Even though getting vaccinated against COVID-19 can save your life, scientists are still looking for ways to treat severe infections. This is for people who can’t get vaccinated or in case dangerous new strains of the virus appear that could make the vaccine useless.
A new study conducted by Amy S. Lee, PhD, professor of biochemistry and molecular medicine at USC’s Keck School of Medicine, finds that GRP78, a chaperone protein implicated in the propagation of other viruses, plays a critical role in the spread of SARS- CoV-2, the virus that causes COVID-19. In addition, the study demonstrates that preventing the creation of GRP78 or decreasing its function with a new targeted medication significantly reduced SARS-CoV-2 replication.
The study, which was just published in the journal Nature Communications, reveals that this drug may offer a new sort of protection against COVID-19, one that may remain effective even as new strains emerge.
“A major problem in fighting SARS-CoV-2 is that it is constantly mutating and adapting itself to more efficiently infect and multiply in its host cells,” adds Lee, also the Judy and Larry Freeman Chair in basic science research. “If we keep chasing the virus around, this could become quite challenging and unpredictable.”
How GRP78 helps viruses spread
Lee and her colleagues at USC’s Keck School of Medicine and the Cleveland Clinic Florida Research and Innovation Center began investigating the role of GRP78, a key cellular chaperone protein that helps in controlling the folding of other cellular proteins, in their search for a more stable way to combat COVID-19. Cells that are healthy only need a small amount of GRP78 to work normally. Cells that are under stress, on the other hand, need more GRP78 to cope. In a publication published in 2021, Keck School of Medicine researchers demonstrated that when SARS-CoV-2 is present, GRP78 is co-opted by other cellular receptors to transport the virus inside cells, where it can replicate and proliferate.
However, it remained unclear if GRP78 is “necessary and essential” for SARS-CoV-2 replication in human lung cells. The research team looked at human lung epithelial cells infected with SARS-CoV-2 and found that when the viral infection worsens, the infected cells make more GRP78.

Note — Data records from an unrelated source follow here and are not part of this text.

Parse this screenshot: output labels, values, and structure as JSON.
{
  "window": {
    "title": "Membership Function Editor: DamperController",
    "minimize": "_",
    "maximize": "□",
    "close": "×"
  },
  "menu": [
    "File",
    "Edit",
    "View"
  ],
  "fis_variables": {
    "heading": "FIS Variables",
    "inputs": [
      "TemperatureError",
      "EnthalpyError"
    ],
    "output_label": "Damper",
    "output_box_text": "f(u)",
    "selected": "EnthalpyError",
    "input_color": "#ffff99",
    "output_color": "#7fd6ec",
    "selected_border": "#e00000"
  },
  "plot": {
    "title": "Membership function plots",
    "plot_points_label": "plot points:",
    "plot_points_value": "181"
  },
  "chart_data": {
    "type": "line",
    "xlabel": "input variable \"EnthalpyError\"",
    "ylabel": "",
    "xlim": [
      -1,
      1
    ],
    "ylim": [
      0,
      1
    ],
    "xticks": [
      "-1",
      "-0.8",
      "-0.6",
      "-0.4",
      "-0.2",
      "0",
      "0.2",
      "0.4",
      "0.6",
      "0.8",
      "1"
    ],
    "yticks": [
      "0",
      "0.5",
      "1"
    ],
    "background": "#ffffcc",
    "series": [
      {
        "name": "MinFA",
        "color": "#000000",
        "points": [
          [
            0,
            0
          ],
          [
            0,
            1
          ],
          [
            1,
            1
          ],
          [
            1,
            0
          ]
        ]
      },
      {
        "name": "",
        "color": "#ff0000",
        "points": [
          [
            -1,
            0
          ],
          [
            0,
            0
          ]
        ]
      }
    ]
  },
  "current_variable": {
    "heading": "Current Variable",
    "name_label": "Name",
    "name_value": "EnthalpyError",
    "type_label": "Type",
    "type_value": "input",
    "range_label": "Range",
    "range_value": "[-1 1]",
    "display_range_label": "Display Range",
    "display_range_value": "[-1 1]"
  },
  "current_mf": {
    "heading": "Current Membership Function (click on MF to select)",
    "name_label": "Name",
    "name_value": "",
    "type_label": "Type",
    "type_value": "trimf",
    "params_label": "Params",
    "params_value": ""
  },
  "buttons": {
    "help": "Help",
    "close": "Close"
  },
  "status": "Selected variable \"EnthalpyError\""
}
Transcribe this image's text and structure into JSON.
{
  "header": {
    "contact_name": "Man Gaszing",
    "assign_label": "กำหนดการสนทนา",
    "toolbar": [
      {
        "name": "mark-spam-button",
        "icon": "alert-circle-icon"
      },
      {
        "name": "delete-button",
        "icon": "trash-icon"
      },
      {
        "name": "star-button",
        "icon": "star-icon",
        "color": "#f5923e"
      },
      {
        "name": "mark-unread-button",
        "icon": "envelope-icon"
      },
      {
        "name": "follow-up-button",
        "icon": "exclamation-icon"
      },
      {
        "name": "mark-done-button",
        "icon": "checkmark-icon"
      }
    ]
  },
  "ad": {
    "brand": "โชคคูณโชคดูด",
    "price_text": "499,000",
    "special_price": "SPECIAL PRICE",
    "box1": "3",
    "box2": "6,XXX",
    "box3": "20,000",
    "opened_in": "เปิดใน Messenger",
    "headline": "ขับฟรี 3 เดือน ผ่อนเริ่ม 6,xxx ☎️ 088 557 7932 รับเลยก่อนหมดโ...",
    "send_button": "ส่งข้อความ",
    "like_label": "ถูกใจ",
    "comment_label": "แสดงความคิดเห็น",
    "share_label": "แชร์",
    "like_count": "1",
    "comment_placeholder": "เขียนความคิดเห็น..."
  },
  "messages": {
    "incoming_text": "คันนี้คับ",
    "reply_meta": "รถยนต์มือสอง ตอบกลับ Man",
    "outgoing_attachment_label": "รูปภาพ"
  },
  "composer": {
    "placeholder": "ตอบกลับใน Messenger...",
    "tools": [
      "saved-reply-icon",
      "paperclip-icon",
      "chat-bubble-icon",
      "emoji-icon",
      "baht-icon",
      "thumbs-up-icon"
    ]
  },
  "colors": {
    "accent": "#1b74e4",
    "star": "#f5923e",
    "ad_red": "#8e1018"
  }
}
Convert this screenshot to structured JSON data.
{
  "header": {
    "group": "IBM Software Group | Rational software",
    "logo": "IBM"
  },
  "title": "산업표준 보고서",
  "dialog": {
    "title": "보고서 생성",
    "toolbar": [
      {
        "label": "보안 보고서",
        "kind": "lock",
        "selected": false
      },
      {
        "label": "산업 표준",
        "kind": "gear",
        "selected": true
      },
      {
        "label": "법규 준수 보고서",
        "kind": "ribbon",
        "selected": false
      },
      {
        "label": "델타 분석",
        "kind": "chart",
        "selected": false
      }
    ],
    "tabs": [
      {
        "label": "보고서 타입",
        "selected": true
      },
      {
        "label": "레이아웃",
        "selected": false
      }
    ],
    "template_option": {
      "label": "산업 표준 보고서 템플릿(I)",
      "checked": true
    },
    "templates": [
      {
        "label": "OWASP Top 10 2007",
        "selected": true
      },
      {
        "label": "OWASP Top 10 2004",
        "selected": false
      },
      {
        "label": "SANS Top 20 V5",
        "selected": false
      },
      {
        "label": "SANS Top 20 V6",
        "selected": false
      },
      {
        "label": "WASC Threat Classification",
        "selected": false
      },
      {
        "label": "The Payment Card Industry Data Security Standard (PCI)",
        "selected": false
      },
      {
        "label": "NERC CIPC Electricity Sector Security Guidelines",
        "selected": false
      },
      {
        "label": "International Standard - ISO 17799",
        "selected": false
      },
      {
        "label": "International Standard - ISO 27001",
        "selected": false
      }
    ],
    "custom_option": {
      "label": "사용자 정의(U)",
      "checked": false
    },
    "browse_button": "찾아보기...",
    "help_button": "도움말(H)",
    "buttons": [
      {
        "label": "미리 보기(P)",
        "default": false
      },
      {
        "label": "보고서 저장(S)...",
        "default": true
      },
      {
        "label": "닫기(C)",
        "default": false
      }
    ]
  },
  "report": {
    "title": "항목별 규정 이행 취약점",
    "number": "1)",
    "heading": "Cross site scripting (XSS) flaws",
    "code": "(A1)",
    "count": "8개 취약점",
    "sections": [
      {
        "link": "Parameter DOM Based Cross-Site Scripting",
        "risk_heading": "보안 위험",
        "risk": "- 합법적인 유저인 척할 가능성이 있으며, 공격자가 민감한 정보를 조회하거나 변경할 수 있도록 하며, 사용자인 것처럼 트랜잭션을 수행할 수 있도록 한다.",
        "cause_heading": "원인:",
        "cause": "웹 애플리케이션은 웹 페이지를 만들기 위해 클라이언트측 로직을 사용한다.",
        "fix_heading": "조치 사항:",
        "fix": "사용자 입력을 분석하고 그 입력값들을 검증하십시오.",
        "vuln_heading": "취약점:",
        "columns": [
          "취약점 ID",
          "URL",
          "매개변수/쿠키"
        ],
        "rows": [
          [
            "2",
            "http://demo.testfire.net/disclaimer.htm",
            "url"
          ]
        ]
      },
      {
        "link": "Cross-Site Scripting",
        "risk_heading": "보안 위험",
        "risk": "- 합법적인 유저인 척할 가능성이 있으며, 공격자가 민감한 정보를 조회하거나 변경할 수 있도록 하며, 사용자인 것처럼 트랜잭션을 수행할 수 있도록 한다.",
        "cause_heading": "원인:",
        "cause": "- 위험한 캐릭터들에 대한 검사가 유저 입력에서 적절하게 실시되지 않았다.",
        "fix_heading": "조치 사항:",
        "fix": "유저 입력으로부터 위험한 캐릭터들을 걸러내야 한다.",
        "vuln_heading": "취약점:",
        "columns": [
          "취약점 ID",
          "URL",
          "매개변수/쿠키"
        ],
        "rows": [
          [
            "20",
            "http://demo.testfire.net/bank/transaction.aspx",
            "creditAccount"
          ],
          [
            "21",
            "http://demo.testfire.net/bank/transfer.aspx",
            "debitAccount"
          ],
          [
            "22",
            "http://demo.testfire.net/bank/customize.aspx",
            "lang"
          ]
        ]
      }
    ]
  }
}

The ability to suppress GRP78
Then, Lee and her team suppressed the production of the GRP78 protein in human lung epithelial cells in cell culture without interfering with other cellular functions using a unique messenger RNA technique. When these cells were infected with SARS-CoV-2, they produced significantly less of the viral spike protein and released significantly less virus to infect then crucial cells, demonstrating that GRP78 was necessary and for viral replication and generation.
“We now have direct evidence that GRP78 is a proviral protein that is essential for the virus to replicate,” Lee adds.
To find out more about whether targeting GRP78 researchers could help treat COVID-19, the tried a small molecule drug called HA15 on lung cells that were infected with COVID-19. This drug, which was made to kill cancer cells, binds to GRP78 and stops it from working.
“Lo and behold, we found that this drug was very effective in reducing the number and size of SARS-CoV-2 plaques produced in the infected cells, at safe doses which had no harmful effect on normal cells,” notes Lee.
The researchers then gave HA15 to mice that had been genetically modified to express a human SARS-CoV-2 receptor and then infected with SARS-CoV-2. They found that the drug greatly reduced the amount of virus in the mice’s lungs.
Drugs targeting GRP78
Separately, in partnership with scientists at the University of Michigan, Lee and her colleagues at the Keck School of Medicine are researching the effectiveness of HA15 and another GRP78 inhibitor, YUM70, in the treatment of cancer.
They found that HA15 and YUM70 can stop the production of mutant KRAS proteins, which is a common mutation that makes it hard for drugs to work, and reduce the ability of pancreatic, lung, and colon cancer cells with these mutations to live.
These results, recently published in Neoplasia, imply that targeting GRP78 could be useful in the fight against these lethal tumors.
These are basic proof-of-concept studies. More research, including clinical trials, is needed to show that HA15 and YUM70 are safe and effective for use in humans. As potential therapies for COVID-19 and cancer, these and additional GRP78 inhibitors are currently undergoing clinical trials. According to Lee, these medicines may also prove useful in the treatment of future coronaviruses that rely on GRP78 for entry and replication.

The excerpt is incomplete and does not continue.